In “Dimmi come va a finire” la messicana Valeria Luiselli racconta le storie dei minori che arrivano negli Usa dall’America Latina e riflette sull’identità e i diritti, soprattutto in questi anni che stanno vedendo l’irrigidimento delle leggi nazionali sull’immigrazione promosse dal governo Trump. Nel suo libro, a metà tra il pamphlet e il memoir, tuttavia l’autrice propone una riflessione globale, capace di toccare tutti nel profondo…

Nonresident alien: sembra un termine preso in prestito da un romanzo di fantascienza, invece è la definizione usata in America per etichettare gli stranieri residenti nel paese in attesa della green card.
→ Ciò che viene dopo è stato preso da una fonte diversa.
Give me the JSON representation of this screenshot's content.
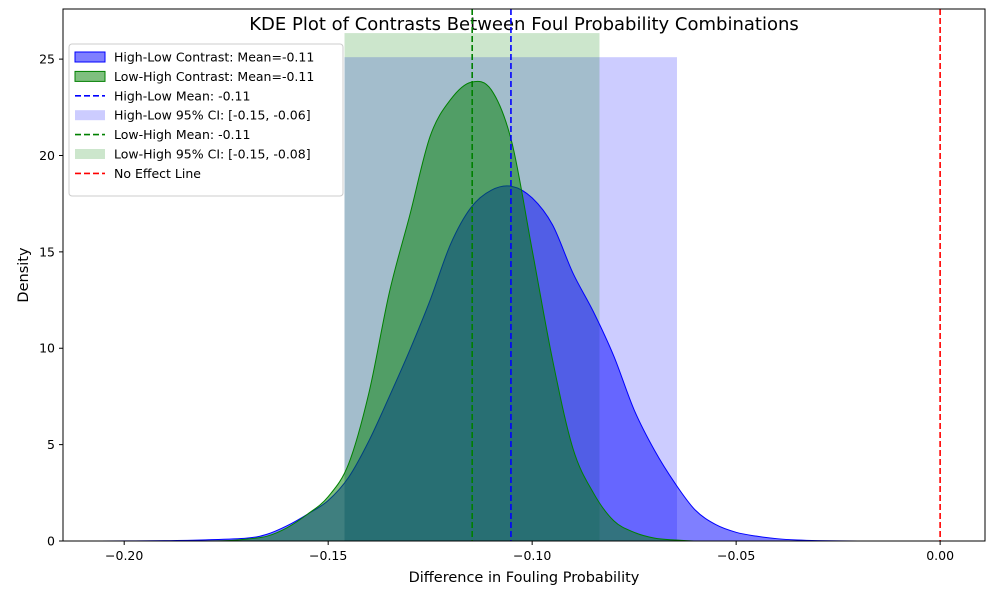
{
  "chart_data": {
    "type": "area",
    "title": "KDE Plot of Contrasts Between Foul Probability Combinations",
    "xlabel": "Difference in Fouling Probability",
    "ylabel": "Density",
    "xlim": [
      -0.215,
      0.011
    ],
    "ylim": [
      0,
      27.6
    ],
    "xticks": [
      -0.2,
      -0.15,
      -0.1,
      -0.05,
      0.0
    ],
    "xtick_labels": [
      "−0.20",
      "−0.15",
      "−0.10",
      "−0.05",
      "0.00"
    ],
    "yticks": [
      0,
      5,
      10,
      15,
      20,
      25
    ],
    "ytick_labels": [
      "0",
      "5",
      "10",
      "15",
      "20",
      "25"
    ],
    "grid": false,
    "legend_position": "top-left",
    "legend": [
      {
        "label": "High-Low Contrast: Mean=-0.11",
        "kind": "patch",
        "fill": "#0000ff",
        "fill_opacity": 0.5,
        "stroke": "#0000ff"
      },
      {
        "label": "Low-High Contrast: Mean=-0.11",
        "kind": "patch",
        "fill": "#008000",
        "fill_opacity": 0.5,
        "stroke": "#008000"
      },
      {
        "label": "High-Low Mean: -0.11",
        "kind": "dashed",
        "stroke": "#0000ff"
      },
      {
        "label": "High-Low 95% CI: [-0.15, -0.06]",
        "kind": "patch",
        "fill": "#0000ff",
        "fill_opacity": 0.2,
        "stroke": "none"
      },
      {
        "label": "Low-High Mean: -0.11",
        "kind": "dashed",
        "stroke": "#008000"
      },
      {
        "label": "Low-High 95% CI: [-0.15, -0.08]",
        "kind": "patch",
        "fill": "#008000",
        "fill_opacity": 0.2,
        "stroke": "none"
      },
      {
        "label": "No Effect Line",
        "kind": "dashed",
        "stroke": "#ff0000"
      }
    ],
    "ci_bands": [
      {
        "name": "High-Low 95% CI",
        "x0": -0.146,
        "x1": -0.0645,
        "height": 25.1,
        "color": "#0000ff",
        "opacity": 0.2
      },
      {
        "name": "Low-High 95% CI",
        "x0": -0.146,
        "x1": -0.0835,
        "height": 26.35,
        "color": "#008000",
        "opacity": 0.2
      }
    ],
    "mean_lines": [
      {
        "name": "High-Low Mean",
        "x": -0.1052,
        "color": "#0000ff"
      },
      {
        "name": "Low-High Mean",
        "x": -0.1147,
        "color": "#008000"
      },
      {
        "name": "No Effect Line",
        "x": 0.0,
        "color": "#ff0000"
      }
    ],
    "series": [
      {
        "name": "High-Low Contrast",
        "color": "#0000ff",
        "fill_opacity": 0.5,
        "x": [
          -0.206,
          -0.19,
          -0.18,
          -0.17,
          -0.165,
          -0.16,
          -0.155,
          -0.15,
          -0.145,
          -0.14,
          -0.135,
          -0.13,
          -0.125,
          -0.12,
          -0.115,
          -0.11,
          -0.105,
          -0.1,
          -0.095,
          -0.09,
          -0.085,
          -0.08,
          -0.075,
          -0.07,
          -0.065,
          -0.06,
          -0.055,
          -0.05,
          -0.045,
          -0.04,
          -0.035,
          -0.03,
          -0.02,
          -0.011
        ],
        "y": [
          0.0,
          0.02,
          0.06,
          0.15,
          0.35,
          0.8,
          1.4,
          2.1,
          3.3,
          5.2,
          7.5,
          9.9,
          12.5,
          15.4,
          17.3,
          18.2,
          18.4,
          17.8,
          16.4,
          13.9,
          11.9,
          9.6,
          6.8,
          4.7,
          3.0,
          1.6,
          0.85,
          0.45,
          0.25,
          0.12,
          0.05,
          0.02,
          0.0,
          0.0
        ]
      },
      {
        "name": "Low-High Contrast",
        "color": "#008000",
        "fill_opacity": 0.5,
        "x": [
          -0.183,
          -0.175,
          -0.17,
          -0.165,
          -0.16,
          -0.155,
          -0.15,
          -0.145,
          -0.14,
          -0.135,
          -0.13,
          -0.125,
          -0.12,
          -0.115,
          -0.11,
          -0.105,
          -0.1,
          -0.095,
          -0.09,
          -0.085,
          -0.08,
          -0.075,
          -0.07,
          -0.065,
          -0.06
        ],
        "y": [
          0.0,
          0.02,
          0.1,
          0.25,
          0.7,
          1.4,
          2.3,
          4.0,
          7.7,
          12.9,
          16.9,
          21.0,
          22.9,
          23.8,
          23.4,
          20.7,
          15.1,
          9.4,
          4.8,
          2.5,
          1.05,
          0.45,
          0.15,
          0.05,
          0.0
        ]
      }
    ]
  }
}
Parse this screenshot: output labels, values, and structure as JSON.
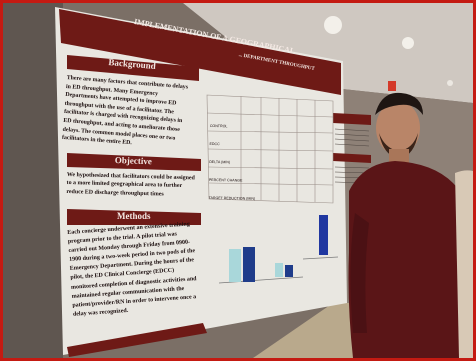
{
  "poster": {
    "title": "IMPLEMENTATION OF A GEOGRAPHICAL ...",
    "authors_line": "... DEPARTMENT THROUGHPUT",
    "background_heading": "Background",
    "background_text": [
      "There are many factors that contribute to delays",
      "in ED throughput. Many Emergency",
      "Departments have attempted to improve ED",
      "throughput with the use of a facilitator. The",
      "facilitator is charged with recognizing delays in",
      "ED throughput, and acting to ameliorate those",
      "delays. The common model places one or two",
      "facilitators in the entire ED."
    ],
    "objective_heading": "Objective",
    "objective_text": [
      "We hypothesized that facilitators could be assigned",
      "to a more limited geographical area to further",
      "reduce ED discharge throughput times"
    ],
    "methods_heading": "Methods",
    "methods_text": [
      "Each concierge underwent an extensive training",
      "program prior to the trial. A pilot trial was",
      "carried out Monday through Friday from 0900-",
      "1900 during a two-week period in two pods of the",
      "Emergency Department. During the hours of the",
      "pilot, the ED Clinical Concierge (EDCC)",
      "monitored completion of diagnostic activities and",
      "maintained regular communication with the",
      "patient/provider/RN in order to intervene once a",
      "delay was recognized."
    ],
    "table_rows": [
      "CONTROL",
      "EDCC",
      "DELTA (MIN)",
      "PERCENT CHANGE",
      "TARGET REDUCTION (MIN)"
    ]
  },
  "colors": {
    "poster_maroon": "#6e1a16",
    "poster_paper": "#ecebe6",
    "sweater": "#5a1517",
    "frame": "#c41a12"
  }
}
La scrittrice messicana Valeria Luiselli – conosciuta per i suoi romanzi La storia dei miei denti, Volti nella folla e Carte false, tutti pubblicati in Italia da La Nuova Frontiera nella traduzione di Elisa Tramontin – è stata recentemente una di loro. E ha deciso di scriverne nel suo Dimmi come va a finire (La Nuova Frontiera, traduzione di Monica Pareschi).

Nell’opera l’autrice ripercorre un periodo in cui, insieme alla nipote, prestava servizio come traduttrice volontaria per il Tribunale Federale per l’Immigrazione di New York, dove ha lavorato a stretto contatto con giovani migranti. Minori non accompagnati che hanno compiuto viaggi lunghissimi dal Centro e dal Sud America verso gli Stati Uniti, con la speranza di una vita migliore.

Il compito di Luiselli è porre una serie di domande, in spagnolo, ai ragazzini, spesso perfino a bambini molto piccoli, raccoglierne le risposte e tradurle in inglese. Dai resoconti dei giovani sulle loro condizioni di vita nella madrepatria dipende il loro futuro. Solo chi è in grado di dimostrare di essere scappato da violenze inaudite è in grado di restare negli USA, a tutti gli altri spetta il rimpatrio forzato. Ma è una missione quasi impossibile, perché, come scrive Luiselli, “le storie che i bambini raccontano sono sempre frammentarie, balbettanti, inconciliabili con l’ordine imposto dalla narrazione. Il problema quando si prova a raccontarle è che non hanno inizio, né centro né fine”.

Valeria Luiselli

Con il suo memoir-pamphlet Valeria Luiselli ci racconta queste storie, vicende di bambini e ragazzi cresciuti nella violenza e nella precarietà, che non vedono l’ora di ricongiungersi a genitori e parenti emigrati negli Stati Uniti, ma a cui non sempre la bandiera a stelle e strisce offre la protezione sperata. Tra queste spiccano le vicissitudini di Manu – sedicenne che è partito dall’Honduras per raggiungere la zia a New York dopo che il suo migliore amico è stato ucciso davanti ai suoi occhi da una gang – con cui Luiselli mantiene i contatti.

Una storia più attuale che mai quella descritta in Dimmi come va a finire, soprattutto visto il clima che si respira negli Usa dall’inizio della presidenza Trump. Un capo di stato che recentemente avrebbe definito le nazioni da cui provengono i migranti “cessi” e che fin dalla sua campagna elettorale ha sottolineato il suo desiderio di chiudere le frontiere nazionali, perfino erigendo un muro lungo il confine con il Messico.

Luiselli, tuttavia, si spinge anche oltre all’attualità e alla politica e, attraverso le domande che pone ai bambini e ai ragazzi che incontra quasi ogni giorno, si mette in gioco in prima persona, sottoponendosi a un continuo processo di introspezione in cui riflette a fondo sul valore di concetti come l’identità e l’appartenenza, in cerca di una risposta alla domanda che le ha posto la figlia riguardo alle storie dei giovani migranti, e da cui prende il titolo l’opera. Anche se, come andrà a finire, ancora non lo sappiamo.